After toothbrush scientists revealed that most toothbrushes are riddled with shit, poo particles announced they are disgusted by the findings.
Microscopic traces of faecal matter are dismayed to learn that they’ve been living on a revolting toothbrush that should really have been replaced a good eighteen months ago.
“When I heard the news I spontaneously vomited all down my front,” said poo particle Simon Williams. “And that’s saying something because I don’t even have a mouth…or a front come to think of it.
“From our earliest days in Kinderfarten, we’re taught that one day we’ll leave the earthly intestine and be flushed into the promised land. I thought paradise wasn’t all it was cracked up to be but it all makes sense now.
“Instead of sewage heaven here I am on Darren’s old toothbrush, the one he’s had for so long it remembers the angry brushing Darren had the morning after the Brexit referendum.
“In fact, the bristles are so limp it’s not really a brush anymore, just a small wet wipe on a stick.
“Once a day – twice if Darren’s got a date – I’m plunged into his mouth for an interminably long twenty seconds.
“What’s worse is that Darren insists on brushing his tongue even though he can’t do it without gagging.
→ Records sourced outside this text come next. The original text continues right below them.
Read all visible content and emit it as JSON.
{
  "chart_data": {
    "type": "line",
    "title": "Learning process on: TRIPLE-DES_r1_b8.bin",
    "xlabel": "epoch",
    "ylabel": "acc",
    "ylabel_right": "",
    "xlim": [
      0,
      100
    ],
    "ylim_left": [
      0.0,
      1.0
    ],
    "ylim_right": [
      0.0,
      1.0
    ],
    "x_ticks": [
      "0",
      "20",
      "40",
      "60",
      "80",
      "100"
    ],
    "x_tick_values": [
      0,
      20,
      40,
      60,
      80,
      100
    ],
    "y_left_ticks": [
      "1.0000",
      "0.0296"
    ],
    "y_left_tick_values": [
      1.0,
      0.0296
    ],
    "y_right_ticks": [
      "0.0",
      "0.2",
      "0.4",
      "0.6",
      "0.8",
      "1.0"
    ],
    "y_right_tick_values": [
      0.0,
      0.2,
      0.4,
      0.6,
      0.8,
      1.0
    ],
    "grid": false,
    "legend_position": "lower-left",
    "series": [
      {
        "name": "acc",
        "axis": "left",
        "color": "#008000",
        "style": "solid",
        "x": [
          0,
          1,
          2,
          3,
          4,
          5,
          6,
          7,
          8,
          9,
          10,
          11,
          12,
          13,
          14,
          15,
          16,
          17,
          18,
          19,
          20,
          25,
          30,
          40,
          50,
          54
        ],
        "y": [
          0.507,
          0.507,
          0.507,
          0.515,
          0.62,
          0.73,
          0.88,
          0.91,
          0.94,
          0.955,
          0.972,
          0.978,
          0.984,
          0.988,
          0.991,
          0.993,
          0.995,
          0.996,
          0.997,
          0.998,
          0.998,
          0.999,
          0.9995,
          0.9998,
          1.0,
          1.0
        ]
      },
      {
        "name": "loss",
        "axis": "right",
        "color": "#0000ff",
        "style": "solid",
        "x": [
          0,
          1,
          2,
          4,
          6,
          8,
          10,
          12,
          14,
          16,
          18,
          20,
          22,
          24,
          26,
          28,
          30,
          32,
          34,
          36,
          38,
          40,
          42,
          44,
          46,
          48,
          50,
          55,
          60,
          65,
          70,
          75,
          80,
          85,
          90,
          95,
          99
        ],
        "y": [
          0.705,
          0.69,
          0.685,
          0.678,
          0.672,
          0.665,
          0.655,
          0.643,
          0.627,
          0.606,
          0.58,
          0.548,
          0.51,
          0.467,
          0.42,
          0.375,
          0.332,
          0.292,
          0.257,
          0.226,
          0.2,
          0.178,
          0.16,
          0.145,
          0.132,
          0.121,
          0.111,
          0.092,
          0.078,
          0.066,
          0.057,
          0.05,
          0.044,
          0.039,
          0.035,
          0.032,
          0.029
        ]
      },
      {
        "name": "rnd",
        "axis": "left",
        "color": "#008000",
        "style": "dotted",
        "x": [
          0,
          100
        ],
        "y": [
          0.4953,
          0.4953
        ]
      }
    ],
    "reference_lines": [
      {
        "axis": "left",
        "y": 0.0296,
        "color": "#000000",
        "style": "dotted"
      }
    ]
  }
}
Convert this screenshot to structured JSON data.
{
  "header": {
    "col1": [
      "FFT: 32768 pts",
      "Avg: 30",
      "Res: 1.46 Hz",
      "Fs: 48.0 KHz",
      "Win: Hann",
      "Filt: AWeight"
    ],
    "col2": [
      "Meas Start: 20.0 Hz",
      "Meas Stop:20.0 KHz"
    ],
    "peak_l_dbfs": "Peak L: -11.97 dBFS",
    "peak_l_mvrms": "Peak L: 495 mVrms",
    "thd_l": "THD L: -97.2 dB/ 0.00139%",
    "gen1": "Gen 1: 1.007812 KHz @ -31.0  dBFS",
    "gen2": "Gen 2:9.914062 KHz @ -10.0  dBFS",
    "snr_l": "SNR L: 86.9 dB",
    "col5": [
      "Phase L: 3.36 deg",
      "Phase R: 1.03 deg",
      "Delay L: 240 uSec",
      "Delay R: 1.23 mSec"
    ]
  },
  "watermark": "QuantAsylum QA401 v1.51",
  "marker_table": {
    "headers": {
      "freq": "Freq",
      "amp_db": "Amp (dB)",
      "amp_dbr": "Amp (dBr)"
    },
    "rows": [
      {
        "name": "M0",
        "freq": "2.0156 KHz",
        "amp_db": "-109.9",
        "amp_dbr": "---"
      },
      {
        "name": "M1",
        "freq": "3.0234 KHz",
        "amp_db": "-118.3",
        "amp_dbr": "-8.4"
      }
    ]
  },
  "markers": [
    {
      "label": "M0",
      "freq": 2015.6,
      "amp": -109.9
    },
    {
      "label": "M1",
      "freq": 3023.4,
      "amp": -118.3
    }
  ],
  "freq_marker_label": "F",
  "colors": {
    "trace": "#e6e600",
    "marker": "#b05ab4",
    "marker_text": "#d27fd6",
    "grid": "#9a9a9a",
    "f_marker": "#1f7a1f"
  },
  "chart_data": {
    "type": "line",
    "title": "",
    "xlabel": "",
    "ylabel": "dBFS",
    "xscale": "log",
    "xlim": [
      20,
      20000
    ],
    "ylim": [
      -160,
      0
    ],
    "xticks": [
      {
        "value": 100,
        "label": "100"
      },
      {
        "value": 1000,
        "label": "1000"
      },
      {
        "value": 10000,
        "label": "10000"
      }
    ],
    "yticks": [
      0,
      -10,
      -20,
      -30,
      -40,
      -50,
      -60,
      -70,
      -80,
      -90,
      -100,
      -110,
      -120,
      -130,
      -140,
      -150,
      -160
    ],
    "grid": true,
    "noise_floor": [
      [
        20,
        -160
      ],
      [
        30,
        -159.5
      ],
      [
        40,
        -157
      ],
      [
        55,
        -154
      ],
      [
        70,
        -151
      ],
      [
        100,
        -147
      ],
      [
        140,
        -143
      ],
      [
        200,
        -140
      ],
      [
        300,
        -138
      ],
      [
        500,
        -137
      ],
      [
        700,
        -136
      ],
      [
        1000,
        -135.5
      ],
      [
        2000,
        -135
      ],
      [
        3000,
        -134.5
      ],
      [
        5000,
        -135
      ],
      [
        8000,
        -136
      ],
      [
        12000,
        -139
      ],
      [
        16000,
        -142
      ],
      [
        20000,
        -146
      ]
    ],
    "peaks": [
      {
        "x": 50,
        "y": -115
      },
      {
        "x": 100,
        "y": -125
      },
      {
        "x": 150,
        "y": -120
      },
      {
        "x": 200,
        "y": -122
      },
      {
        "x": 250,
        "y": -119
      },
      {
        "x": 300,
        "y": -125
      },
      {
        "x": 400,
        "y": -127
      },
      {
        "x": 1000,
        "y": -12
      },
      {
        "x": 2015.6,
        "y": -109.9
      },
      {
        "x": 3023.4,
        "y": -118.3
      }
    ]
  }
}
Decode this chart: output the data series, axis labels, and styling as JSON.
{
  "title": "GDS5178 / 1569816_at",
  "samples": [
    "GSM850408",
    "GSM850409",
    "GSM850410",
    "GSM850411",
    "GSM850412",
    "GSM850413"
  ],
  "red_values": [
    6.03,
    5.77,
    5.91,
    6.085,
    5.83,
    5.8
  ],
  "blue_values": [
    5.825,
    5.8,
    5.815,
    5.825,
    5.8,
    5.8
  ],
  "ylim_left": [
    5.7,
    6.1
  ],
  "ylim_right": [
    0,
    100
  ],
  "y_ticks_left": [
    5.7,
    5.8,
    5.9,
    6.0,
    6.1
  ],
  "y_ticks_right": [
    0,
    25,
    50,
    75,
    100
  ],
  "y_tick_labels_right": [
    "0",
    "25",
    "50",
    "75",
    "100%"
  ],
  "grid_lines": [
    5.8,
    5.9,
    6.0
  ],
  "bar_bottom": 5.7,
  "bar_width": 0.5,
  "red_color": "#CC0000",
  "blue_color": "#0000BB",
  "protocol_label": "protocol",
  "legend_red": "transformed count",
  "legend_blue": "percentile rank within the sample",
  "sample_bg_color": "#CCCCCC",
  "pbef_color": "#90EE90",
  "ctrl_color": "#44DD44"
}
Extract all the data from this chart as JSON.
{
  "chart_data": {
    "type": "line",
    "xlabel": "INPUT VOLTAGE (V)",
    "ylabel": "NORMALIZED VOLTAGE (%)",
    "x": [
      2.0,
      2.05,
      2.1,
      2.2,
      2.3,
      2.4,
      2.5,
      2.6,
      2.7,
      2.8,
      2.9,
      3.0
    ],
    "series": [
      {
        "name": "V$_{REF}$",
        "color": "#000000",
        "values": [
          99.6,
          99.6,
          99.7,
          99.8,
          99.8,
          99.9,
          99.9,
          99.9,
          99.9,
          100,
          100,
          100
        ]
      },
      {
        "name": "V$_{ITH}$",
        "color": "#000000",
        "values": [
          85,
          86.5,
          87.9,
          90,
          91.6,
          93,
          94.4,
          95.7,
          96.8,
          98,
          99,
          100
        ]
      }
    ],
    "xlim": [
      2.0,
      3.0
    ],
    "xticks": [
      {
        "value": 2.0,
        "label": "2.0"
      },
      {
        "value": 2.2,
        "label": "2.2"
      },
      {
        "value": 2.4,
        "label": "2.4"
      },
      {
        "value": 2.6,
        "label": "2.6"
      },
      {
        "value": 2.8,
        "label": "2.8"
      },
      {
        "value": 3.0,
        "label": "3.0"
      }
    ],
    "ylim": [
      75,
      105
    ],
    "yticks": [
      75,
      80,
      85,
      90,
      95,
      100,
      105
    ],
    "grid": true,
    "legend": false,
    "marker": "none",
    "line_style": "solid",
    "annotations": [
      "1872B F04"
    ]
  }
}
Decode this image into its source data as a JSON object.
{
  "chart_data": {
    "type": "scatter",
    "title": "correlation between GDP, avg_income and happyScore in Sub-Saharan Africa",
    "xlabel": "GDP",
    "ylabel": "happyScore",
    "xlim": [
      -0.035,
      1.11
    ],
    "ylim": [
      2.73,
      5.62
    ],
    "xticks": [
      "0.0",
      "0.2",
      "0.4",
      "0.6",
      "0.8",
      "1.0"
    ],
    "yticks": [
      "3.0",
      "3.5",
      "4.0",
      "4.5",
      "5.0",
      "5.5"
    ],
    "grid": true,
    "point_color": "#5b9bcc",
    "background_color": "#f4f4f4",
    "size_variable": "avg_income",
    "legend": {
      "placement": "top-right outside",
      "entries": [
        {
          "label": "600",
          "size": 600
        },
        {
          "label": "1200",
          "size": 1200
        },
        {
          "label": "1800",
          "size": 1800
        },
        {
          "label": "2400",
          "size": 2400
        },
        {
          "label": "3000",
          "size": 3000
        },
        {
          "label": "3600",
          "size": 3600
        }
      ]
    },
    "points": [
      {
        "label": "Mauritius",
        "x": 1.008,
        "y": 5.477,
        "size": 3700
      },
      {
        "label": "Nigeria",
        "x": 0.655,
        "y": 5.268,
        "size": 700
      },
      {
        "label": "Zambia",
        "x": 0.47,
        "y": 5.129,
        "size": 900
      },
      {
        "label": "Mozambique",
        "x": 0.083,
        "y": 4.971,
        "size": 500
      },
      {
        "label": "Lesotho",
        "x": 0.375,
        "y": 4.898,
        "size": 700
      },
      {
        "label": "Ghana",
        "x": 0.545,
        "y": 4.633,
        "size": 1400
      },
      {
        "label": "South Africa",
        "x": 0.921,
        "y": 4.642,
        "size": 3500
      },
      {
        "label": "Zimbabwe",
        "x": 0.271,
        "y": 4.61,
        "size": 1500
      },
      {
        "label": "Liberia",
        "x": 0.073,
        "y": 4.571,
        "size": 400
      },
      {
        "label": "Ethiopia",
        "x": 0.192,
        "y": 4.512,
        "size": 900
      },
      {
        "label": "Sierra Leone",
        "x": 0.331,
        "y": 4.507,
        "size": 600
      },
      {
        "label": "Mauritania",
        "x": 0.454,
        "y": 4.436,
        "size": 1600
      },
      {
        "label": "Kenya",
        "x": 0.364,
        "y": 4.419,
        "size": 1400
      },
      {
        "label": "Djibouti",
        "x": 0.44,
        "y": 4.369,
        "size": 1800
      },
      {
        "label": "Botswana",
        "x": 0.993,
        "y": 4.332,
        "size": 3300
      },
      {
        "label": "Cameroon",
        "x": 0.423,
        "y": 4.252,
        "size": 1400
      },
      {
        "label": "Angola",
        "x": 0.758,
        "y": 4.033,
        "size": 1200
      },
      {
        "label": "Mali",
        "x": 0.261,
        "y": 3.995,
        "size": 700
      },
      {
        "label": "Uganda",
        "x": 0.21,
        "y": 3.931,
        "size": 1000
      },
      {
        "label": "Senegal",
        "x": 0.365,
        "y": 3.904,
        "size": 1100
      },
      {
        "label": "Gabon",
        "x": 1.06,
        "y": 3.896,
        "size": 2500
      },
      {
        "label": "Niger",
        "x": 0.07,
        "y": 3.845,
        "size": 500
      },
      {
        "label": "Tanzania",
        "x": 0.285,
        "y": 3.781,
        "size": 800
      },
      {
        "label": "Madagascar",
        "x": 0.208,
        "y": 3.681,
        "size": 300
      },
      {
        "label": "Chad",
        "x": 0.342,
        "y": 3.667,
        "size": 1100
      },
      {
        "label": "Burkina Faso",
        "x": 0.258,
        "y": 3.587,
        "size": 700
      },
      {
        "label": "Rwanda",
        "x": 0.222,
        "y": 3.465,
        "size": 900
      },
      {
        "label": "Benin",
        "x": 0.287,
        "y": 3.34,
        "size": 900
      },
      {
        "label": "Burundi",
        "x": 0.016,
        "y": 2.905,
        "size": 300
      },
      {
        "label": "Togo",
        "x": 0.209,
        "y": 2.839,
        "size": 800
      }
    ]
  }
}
“Christ his gob is smelly.
“Only once since ‘emergence day’ have we experienced the sweet nectar of an anus; we believed that at last our time had come, but it turned out it was just one of Darren’s pissed flatmates playing a joke.”
Darren himself is far less concerned.
“Poo particles? Nah, that’s just an urban myth,” he said before smearing shit all over his teeth and gums.